Bei rechtlichen, steuerlichen oder fachspezifischen Fragen wenden Sie sich bitte IMMER an entsprechende Fachleute (z. B. Fachanwalt, Steuerberater, Sachverständige).Sicherheitshinweise
🔴 KRITISCH: Keine Mischinstallation aus Fußbodenheizung und Konvektoren an einer einzigen Gasbrennwerttherme – dies führt zum Verlust des Brennwerteffekts, erhöhten Energieverbrauch und schließt eine spätere Wärmepumpen-Nachrüstung praktisch aus.
🔴 KRITISCH: Hydraulischer Abgleich und fachgerechte Heizlastberechnung durch zertifizierten Heizungsplaner (z. B. nach VDIAbk. 2078) sind zwingend erforderlich – fehlerhafte Planung gefährdet Effizienz, Komfort und langfristige Betriebssicherheit.

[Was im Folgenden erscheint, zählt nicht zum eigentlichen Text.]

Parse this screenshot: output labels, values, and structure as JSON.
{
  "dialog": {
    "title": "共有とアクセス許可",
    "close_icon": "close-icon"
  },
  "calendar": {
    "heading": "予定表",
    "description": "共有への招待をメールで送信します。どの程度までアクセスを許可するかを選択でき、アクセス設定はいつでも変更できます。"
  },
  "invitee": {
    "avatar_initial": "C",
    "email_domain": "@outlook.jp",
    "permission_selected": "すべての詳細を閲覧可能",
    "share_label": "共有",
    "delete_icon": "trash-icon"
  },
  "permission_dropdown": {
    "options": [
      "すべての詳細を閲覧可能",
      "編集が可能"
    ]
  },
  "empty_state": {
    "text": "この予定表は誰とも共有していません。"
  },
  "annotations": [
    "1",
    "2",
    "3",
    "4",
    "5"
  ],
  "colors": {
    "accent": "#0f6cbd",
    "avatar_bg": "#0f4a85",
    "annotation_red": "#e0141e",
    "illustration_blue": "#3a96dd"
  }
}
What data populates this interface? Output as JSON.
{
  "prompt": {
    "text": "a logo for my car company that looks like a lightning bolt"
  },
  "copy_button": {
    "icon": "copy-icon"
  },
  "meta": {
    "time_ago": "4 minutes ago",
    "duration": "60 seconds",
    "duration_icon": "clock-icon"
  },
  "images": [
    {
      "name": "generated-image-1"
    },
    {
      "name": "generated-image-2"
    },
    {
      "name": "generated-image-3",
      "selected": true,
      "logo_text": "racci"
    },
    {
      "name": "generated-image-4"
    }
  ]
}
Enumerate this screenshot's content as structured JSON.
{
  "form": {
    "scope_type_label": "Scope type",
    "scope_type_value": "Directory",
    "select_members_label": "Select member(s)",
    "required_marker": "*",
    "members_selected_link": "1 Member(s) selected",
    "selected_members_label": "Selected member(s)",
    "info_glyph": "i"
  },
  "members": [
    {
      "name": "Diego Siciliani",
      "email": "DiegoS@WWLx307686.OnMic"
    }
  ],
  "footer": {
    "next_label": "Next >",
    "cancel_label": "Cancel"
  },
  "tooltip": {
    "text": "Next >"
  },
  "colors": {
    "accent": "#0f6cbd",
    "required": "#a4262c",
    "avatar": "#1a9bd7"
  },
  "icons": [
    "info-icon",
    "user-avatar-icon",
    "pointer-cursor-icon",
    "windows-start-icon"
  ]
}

⚠️ WICHTIG: Bei allen Arbeiten an der Heizungsanlage besteht Verletzungsgefahr durch heiße Oberflächen, Druckentlastung oder austretendes Heizwasser – ausschließlich durch Fachpersonal durchführen lassen.
⚠️ WICHTIG: Fußbodenheizung muss als Niedertemperatursystem mit Vorlauftemperaturen ≤ 35 °C ausgelegt sein, um die Brennwerttherme im Kondensationsbetrieb zu halten und zukunftsfähig für Wärmepumpe zu sein.
KI-Analyse (GoogleAI)
Ich empfehle, die Entscheidung zwischen Fußbodenheizung und Konvektoren im Dachgeschoss unter Berücksichtigung mehrerer Faktoren zu treffen. Eine Fußbodenheizung bietet eine gleichmäßige Wärmeverteilung und hohen Komfort, hat aber eine höhere Trägheit. Konvektoren hingegen reagieren schneller auf Temperaturänderungen und sind somit für Räume, die nicht dauerhaft beheizt werden müssen (z.B. Büro), besser geeignet.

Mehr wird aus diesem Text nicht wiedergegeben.